Dutch Police and NCSC Dismantle 17 Million-Device Botnet From Netherlands Servers

Dutch authorities dismantled a massive botnet that controlled more than 17 million infected devices in one of the largest cybercrime disruptions in recent years, in a joint operation involving the Dutch National Police and the National Cyber Security Centre (NCSC).

“Authorities in the Netherlands said they dismantled a botnet that comprised more than 17 million devices and were managed by 200 servers in a joint operation by the police and the National Cyber Security Center”

Ars Technica

Investigators identified around 200 servers that managed the network’s infrastructure, and officials said the servers operated from hosting facilities inside the Netherlands.

Ars Technica

The investigation began after a cybersecurity researcher alerted the NCSC about suspicious activity tied to a sprawling proxy network, and police later seized several servers connected to the network.

Authorities said the botnet supported phishing campaigns, spam distribution, and distributed denial-of-service attacks targeting online services, while hosting providers disabled parts of the infrastructure after confirming the systems supported criminal activity.

The NCSC and Dutch police said the botnet was taken offline after the Police Unit The Hague confiscated 200 servers from the hosting provider for forensic examination.

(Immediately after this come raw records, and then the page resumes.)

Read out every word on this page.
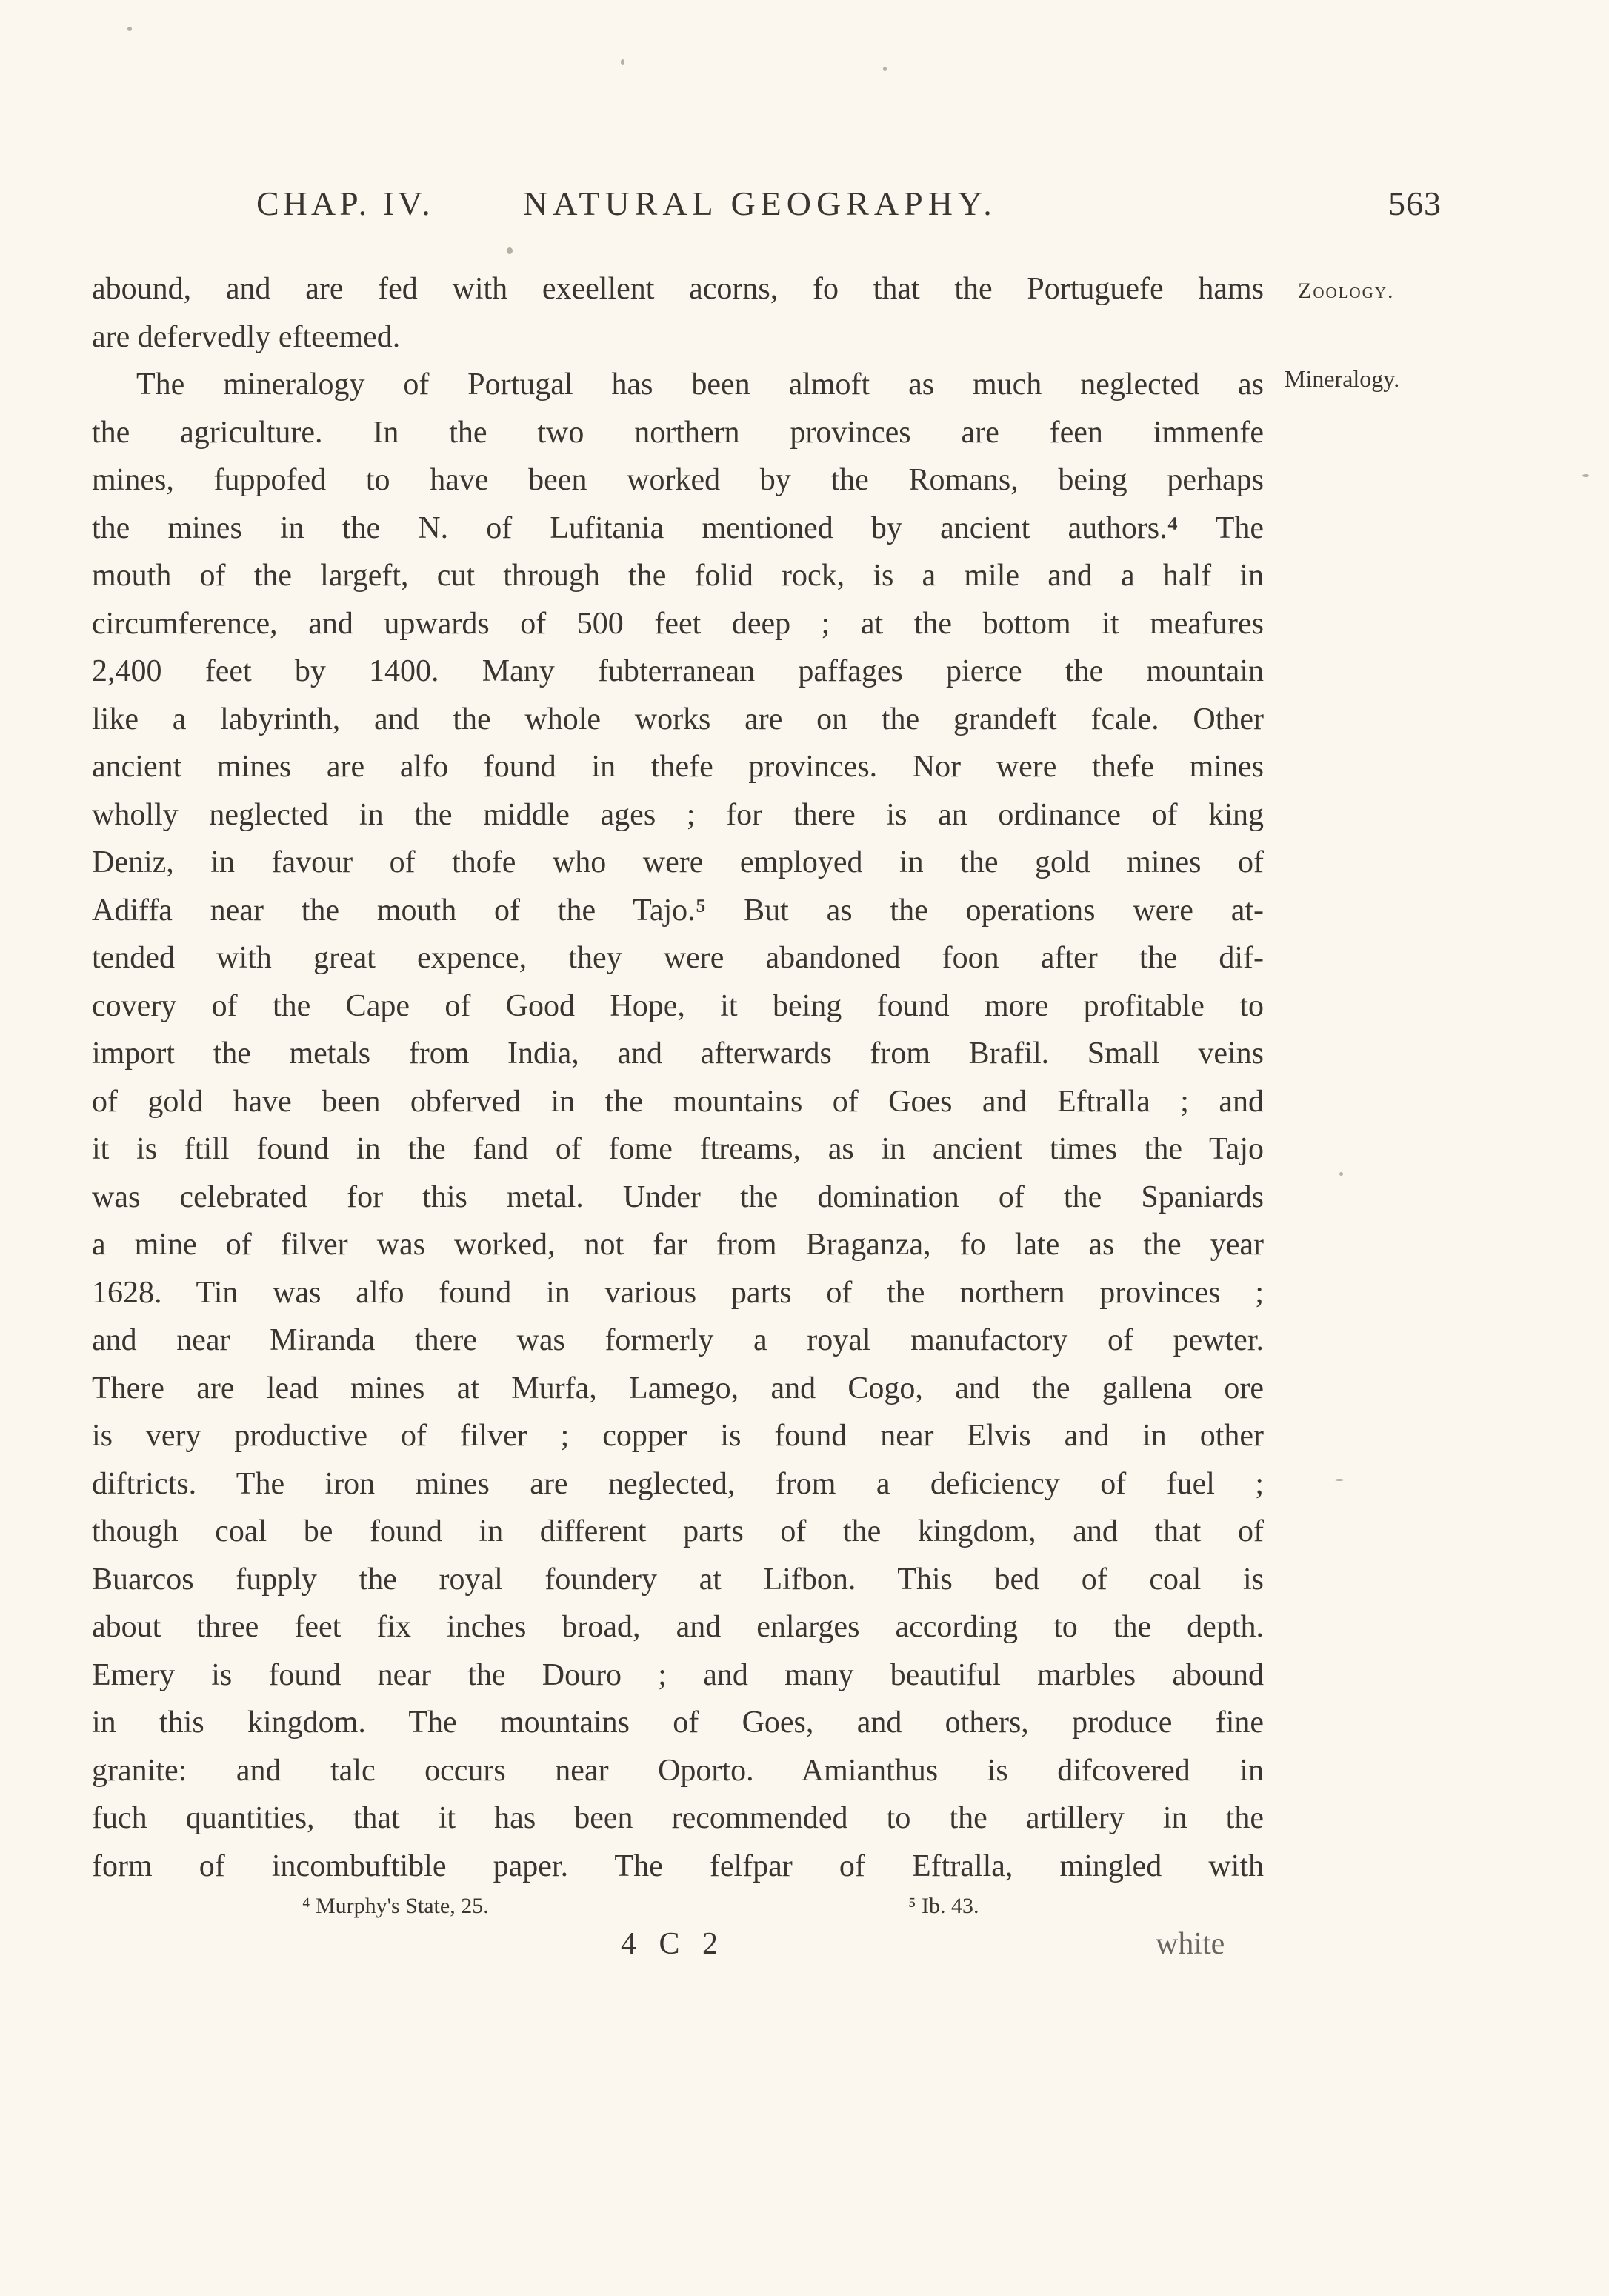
CHAP. IV.	NATURAL GEOGRAPHY.	563
Zoology.
Mineralogy.
abound, and are fed with exeellent acorns, fo that the Portuguefe hams
are defervedly efteemed.
The mineralogy of Portugal has been almoft as much neglected as
the agriculture. In the two northern provinces are feen immenfe
mines, fuppofed to have been worked by the Romans, being perhaps
the mines in the N. of Lufitania mentioned by ancient authors.⁴ The
mouth of the largeft, cut through the folid rock, is a mile and a half in
circumference, and upwards of 500 feet deep ; at the bottom it meafures
2,400 feet by 1400. Many fubterranean paffages pierce the mountain
like a labyrinth, and the whole works are on the grandeft fcale. Other
ancient mines are alfo found in thefe provinces. Nor were thefe mines
wholly neglected in the middle ages ; for there is an ordinance of king
Deniz, in favour of thofe who were employed in the gold mines of
Adiffa near the mouth of the Tajo.⁵ But as the operations were at-
tended with great expence, they were abandoned foon after the dif-
covery of the Cape of Good Hope, it being found more profitable to
import the metals from India, and afterwards from Brafil. Small veins
of gold have been obferved in the mountains of Goes and Eftralla ; and
it is ftill found in the fand of fome ftreams, as in ancient times the Tajo
was celebrated for this metal. Under the domination of the Spaniards
a mine of filver was worked, not far from Braganza, fo late as the year
1628. Tin was alfo found in various parts of the northern provinces ;
and near Miranda there was formerly a royal manufactory of pewter.
There are lead mines at Murfa, Lamego, and Cogo, and the gallena ore
is very productive of filver ; copper is found near Elvis and in other
diftricts. The iron mines are neglected, from a deficiency of fuel ;
though coal be found in different parts of the kingdom, and that of
Buarcos fupply the royal foundery at Lifbon. This bed of coal is
about three feet fix inches broad, and enlarges according to the depth.
Emery is found near the Douro ; and many beautiful marbles abound
in this kingdom. The mountains of Goes, and others, produce fine
granite: and talc occurs near Oporto. Amianthus is difcovered in
fuch quantities, that it has been recommended to the artillery in the
form of incombuftible paper. The felfpar of Eftralla, mingled with
⁴ Murphy's State, 25.	⁵ Ib. 43.
4 C 2	white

The operation centered on a “residential proxy service” model, where cybercriminals covertly infected poorly protected consumer devices and then used those compromised devices to route internet traffic and launch large-scale cyberattacks without the owners’ knowledge.

The NCSC explained that “Because residential proxies use real, trusted IP addresses, malicious use of them is much more difficult to detect or block,” and it added that many security systems and websites trust residential proxy IPs more than data-center or anonymous VPN traffic.

France 24

In the same NCSC advisory, the agency warned that “Residential proxies are used to maintain anonymity and circumvent geographical restrictions,” making it difficult to mitigate cybercrime.

The NCSC also advised users to change default passwords right away, ensure Wi-Fi is secured with WPA2 or WPA3, and install software updates as soon as they become available.

Ars Technica reported that the NCSC said the botnet was taken offline by the provider because it was used for criminal purposes, and it described the host infrastructure as located in the Netherlands.

Dutch authorities said they did not identify suspects connected to the operation, and the investigation remained ongoing after police and the NCSC disrupted the infrastructure tied to the botnet.

“Europol and Eurojust announce that they have dismantled a major pro-Russian hacker group”

France 24

The takedown was framed by the NCSC as a warning about insecure internet-connected devices, with officials saying poorly secured devices often become entry points for malicious software that attackers can remotely control without owners noticing suspicious behavior.

Officials urged consumers and businesses to strengthen device security, including installing software updates quickly and replacing default passwords on routers and smart devices, while also recommending enabling two-factor authentication and monitoring devices connected to home networks regularly.

In parallel, the NCSC and Dutch police advised users to secure Wi-Fi with WPA2 or WPA3 and to install updates as soon as they become available, reflecting the agencies’ focus on reducing exposure to proxy botnets.

The NCSC’s post also emphasized that residential proxies can resemble “regular” traffic, and it warned that this overlap complicates cybercrime detection and mitigation efforts for security teams.